The EAT has found that a long term sick employee could not have been part of an assigned grouping of workers in a TUPE service provision change situation because he was not capable of working, insofar as the employee was not expected to return. The situation might be different if the employee were not effectively permanently out sick.
Judge Serota QC, sitting along ruled that:
"I reject the submission that the ECJ in Botzen recognised that employees who might be permanently unable to work might still be assigned to the entity subject to the service provision change. Permanent inability should be distinguished from temporary inability. I am not able to accept the submission that the Employment Tribunal is bound to consider to what other entities Mr Edwards was assigned if not to the DNO [domestic network outsource]. The identity of an organised grouping et cetera subject to service provision change is partly defined by the work it carries out; so, almost by definition a person who plays no part in the performance of that work cannot be a member of the group and thus is not “assigned” to the grouping."
The judge continued under discussion and conclusions:
"I reject the suggestion that the universal criterion in all cases is to determine the question of whether an employee (not in work at the time of the service provision change) is assigned to a particular grouping is to be found in the answer to the question to which grouping he could be required to work if able to do so. This criterion is useful in cases where an employee is able to return to work at the time of the service provision change or is likely to be able to do so in the foreseeable future, assuming the employee has not been transferred to other work.
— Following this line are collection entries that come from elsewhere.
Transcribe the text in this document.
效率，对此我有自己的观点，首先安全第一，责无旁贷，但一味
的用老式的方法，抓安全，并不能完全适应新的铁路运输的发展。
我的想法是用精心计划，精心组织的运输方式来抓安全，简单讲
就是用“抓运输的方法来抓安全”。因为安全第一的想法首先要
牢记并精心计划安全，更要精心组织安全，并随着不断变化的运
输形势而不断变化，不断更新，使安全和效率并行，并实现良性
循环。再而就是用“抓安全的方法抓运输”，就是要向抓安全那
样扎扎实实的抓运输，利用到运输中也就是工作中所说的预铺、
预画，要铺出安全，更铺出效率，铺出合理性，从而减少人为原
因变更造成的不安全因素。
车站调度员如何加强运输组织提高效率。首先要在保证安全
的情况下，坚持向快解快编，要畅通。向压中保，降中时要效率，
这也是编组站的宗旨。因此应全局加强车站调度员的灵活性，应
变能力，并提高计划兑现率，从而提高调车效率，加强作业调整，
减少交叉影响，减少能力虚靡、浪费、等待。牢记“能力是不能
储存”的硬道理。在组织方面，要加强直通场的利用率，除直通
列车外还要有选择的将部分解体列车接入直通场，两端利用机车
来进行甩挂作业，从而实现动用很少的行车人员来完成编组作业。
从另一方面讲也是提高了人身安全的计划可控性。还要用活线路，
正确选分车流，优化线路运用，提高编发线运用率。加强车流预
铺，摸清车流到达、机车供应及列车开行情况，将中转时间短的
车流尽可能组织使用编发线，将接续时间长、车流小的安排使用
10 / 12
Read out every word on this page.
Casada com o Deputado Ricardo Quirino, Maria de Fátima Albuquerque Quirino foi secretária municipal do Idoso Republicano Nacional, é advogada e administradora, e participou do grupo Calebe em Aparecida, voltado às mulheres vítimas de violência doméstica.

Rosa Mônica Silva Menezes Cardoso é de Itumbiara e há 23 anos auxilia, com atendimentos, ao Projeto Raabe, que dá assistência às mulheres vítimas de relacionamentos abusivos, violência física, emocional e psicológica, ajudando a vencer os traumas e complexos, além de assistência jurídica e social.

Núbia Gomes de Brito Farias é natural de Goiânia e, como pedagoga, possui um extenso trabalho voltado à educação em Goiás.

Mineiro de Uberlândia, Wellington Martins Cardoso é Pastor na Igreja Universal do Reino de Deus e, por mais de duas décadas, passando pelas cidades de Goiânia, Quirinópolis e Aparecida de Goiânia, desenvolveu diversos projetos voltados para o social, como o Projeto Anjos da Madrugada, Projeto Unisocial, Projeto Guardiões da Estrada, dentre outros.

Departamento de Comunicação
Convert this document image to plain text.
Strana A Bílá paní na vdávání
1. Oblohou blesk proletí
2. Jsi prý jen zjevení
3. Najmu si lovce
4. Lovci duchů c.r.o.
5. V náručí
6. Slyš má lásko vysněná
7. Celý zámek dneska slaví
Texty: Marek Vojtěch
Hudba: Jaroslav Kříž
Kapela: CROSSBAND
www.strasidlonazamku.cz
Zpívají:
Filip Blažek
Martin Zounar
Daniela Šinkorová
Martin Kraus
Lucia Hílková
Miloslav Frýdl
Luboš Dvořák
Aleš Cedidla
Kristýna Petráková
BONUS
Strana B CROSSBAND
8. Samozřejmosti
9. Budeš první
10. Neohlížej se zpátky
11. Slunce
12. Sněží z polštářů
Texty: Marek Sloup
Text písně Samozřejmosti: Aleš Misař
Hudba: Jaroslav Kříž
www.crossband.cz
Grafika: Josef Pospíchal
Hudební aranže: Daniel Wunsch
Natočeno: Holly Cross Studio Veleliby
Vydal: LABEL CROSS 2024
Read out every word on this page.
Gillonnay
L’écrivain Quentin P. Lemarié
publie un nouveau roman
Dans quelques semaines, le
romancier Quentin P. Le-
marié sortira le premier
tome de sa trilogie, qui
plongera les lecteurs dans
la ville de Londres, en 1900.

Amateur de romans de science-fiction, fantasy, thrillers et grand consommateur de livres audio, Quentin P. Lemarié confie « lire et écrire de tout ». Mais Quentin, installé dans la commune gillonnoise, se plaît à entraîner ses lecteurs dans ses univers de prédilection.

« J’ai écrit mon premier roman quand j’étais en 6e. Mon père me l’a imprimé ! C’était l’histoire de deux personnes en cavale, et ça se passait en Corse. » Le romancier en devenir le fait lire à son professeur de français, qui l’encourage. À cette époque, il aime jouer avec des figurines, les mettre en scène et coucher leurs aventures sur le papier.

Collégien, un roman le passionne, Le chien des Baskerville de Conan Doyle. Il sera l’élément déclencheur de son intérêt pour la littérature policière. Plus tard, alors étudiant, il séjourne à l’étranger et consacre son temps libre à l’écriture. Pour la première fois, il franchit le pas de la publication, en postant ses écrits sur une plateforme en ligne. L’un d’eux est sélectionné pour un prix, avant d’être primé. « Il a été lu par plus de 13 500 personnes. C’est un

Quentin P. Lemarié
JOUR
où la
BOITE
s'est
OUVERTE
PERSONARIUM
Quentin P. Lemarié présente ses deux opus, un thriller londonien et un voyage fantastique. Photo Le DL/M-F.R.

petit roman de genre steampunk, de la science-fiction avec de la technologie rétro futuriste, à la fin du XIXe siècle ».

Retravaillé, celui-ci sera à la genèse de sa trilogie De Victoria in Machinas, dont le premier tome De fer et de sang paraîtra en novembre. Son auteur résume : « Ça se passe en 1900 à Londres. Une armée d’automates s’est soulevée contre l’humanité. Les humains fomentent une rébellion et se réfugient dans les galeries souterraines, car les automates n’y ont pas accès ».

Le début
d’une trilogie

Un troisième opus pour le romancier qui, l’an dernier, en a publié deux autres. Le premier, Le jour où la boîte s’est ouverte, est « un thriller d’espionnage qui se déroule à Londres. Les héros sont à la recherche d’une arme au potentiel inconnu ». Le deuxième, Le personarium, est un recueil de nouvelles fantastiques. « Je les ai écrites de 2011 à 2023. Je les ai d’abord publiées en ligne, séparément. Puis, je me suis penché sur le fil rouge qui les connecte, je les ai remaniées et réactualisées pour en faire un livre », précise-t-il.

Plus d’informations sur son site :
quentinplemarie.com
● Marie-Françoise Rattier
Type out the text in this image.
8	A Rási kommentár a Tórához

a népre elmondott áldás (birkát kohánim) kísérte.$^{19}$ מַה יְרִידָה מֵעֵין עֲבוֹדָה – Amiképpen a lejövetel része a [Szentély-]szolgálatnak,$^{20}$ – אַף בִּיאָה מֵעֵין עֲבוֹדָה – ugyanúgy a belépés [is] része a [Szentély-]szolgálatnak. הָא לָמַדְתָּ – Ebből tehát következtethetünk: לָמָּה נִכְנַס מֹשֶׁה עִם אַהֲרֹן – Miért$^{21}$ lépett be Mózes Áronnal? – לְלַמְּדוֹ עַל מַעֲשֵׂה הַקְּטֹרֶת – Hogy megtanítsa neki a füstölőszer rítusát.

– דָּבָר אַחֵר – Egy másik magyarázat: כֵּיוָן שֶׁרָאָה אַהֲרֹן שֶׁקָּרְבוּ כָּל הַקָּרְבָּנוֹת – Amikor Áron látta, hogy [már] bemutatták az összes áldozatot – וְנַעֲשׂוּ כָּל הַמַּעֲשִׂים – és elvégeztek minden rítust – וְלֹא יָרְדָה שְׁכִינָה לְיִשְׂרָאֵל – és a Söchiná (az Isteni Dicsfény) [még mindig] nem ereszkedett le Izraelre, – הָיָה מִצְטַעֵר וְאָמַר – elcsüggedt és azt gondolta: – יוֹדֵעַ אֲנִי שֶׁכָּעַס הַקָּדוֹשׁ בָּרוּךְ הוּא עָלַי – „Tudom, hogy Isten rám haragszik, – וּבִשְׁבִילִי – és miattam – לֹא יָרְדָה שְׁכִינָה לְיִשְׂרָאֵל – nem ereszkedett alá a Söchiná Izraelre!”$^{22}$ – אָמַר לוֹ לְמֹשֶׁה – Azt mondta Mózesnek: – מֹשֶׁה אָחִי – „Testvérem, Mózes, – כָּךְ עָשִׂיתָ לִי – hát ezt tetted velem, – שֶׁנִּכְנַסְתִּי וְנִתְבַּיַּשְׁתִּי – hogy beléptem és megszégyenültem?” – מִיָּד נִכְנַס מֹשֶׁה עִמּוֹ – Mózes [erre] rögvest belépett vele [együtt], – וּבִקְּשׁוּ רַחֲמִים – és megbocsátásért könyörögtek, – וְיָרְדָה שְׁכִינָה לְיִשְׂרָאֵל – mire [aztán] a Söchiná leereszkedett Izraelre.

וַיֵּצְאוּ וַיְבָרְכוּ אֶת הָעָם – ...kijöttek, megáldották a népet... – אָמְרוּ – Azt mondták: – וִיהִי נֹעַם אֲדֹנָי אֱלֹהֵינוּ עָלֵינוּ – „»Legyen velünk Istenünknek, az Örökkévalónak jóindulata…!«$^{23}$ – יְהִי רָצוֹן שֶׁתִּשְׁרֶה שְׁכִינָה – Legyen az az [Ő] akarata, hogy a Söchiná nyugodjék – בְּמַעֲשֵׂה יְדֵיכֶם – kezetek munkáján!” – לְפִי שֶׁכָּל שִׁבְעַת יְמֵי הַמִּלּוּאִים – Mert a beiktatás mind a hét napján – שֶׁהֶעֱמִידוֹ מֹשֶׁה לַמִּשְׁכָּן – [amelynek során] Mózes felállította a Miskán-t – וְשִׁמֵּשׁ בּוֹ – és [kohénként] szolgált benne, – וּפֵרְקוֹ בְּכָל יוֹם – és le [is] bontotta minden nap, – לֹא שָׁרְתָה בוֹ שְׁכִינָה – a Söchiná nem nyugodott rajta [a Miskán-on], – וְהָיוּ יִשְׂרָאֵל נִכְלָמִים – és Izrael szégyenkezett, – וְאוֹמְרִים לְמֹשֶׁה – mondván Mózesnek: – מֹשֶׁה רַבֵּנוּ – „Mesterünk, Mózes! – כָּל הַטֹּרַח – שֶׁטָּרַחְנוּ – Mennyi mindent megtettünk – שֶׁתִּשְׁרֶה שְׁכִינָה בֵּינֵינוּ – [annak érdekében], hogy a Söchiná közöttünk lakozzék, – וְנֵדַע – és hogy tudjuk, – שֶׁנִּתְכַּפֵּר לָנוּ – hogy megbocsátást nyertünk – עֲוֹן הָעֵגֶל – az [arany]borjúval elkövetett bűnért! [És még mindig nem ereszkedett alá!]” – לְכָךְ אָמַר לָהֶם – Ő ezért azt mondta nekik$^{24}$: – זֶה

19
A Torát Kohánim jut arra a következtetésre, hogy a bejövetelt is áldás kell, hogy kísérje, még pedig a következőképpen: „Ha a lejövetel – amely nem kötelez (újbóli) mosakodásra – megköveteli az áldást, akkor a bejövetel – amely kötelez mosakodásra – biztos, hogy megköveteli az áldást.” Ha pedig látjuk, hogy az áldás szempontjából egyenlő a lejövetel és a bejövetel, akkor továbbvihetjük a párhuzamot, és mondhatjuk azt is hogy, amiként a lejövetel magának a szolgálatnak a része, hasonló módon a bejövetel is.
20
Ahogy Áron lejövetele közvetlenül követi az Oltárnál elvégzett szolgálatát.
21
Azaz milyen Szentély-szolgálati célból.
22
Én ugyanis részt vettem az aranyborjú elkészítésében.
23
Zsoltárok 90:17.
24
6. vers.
The principle has no resonance or applicability in a case such as the present where the employee in question is permanently unable to return to work and has and can have no further involvement in the economic activity performed by the grouping and the performance of which is its purpose. There is a clear link, as I have already observed, between the identification of the organised grouping and the question of who is assigned to that grouping. If the grouping is to be defined by reference to performance of a particular economic activity, the absence of any participation in that activity will almost, by definition, exclude persons in the position of the Claimant."